In June, his trial begins. One of the first witnesses called, the warden of the Home for Aged Persons in Marengo, testifies that Meursault’s mother complained about her son’s conduct toward her and that on the day of the funeral, Meursault neither cried nor lingered by the grave. The doorkeeper is called to testify that Meursault did not want to view his mother’s body. When Marie takes the stand, the prosecutor maneuvers her into admitting that her affair with Meursault began the day after his mother’s funeral and that they first went to the movies to see a comedy. When Raymond attempts to exonerate his friend, he is exposed as a criminal and a pimp.

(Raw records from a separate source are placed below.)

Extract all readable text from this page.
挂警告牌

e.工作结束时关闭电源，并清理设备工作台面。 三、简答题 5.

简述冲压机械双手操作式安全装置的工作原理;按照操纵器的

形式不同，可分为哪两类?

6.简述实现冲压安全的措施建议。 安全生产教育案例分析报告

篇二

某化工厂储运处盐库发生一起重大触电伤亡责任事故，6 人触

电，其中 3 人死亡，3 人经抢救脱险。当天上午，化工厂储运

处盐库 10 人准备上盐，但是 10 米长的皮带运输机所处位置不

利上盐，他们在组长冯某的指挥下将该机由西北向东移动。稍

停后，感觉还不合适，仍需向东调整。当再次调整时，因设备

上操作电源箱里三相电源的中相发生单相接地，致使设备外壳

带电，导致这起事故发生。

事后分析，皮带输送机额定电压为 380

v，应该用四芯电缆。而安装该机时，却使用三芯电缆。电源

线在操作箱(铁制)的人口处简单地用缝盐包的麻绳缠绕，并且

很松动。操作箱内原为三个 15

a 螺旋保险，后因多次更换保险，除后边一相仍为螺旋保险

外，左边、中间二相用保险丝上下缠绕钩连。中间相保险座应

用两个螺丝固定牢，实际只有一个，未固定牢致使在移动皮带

After a trial that seems almost to exclude him from its proceedings, Meursault is pronounced guilty and sentenced to death by decapitation. Meursault refuses repeatedly to see the chaplain, but one day the chaplain enters the cell without his permission and tries to talk to him about God. Meursault is patient at first, but then, becoming bored and annoyed, lashes out, cursing the chaplain and pointing out that all his supposed certainty amounts to nothing in the end. Hearing the commotion, the guards rush in to rescue the priest, leaving Meursault to drop off to sleep, exhausted.

When he awakens, he finds himself awash in a strange feeling of peace and resignation, devoid of hope and accepting of what he describes as “the benign indifference of the universe.” He is content to await his execution and, in fact, hopes that it will be witnessed by a large crowd of spectators cursing him.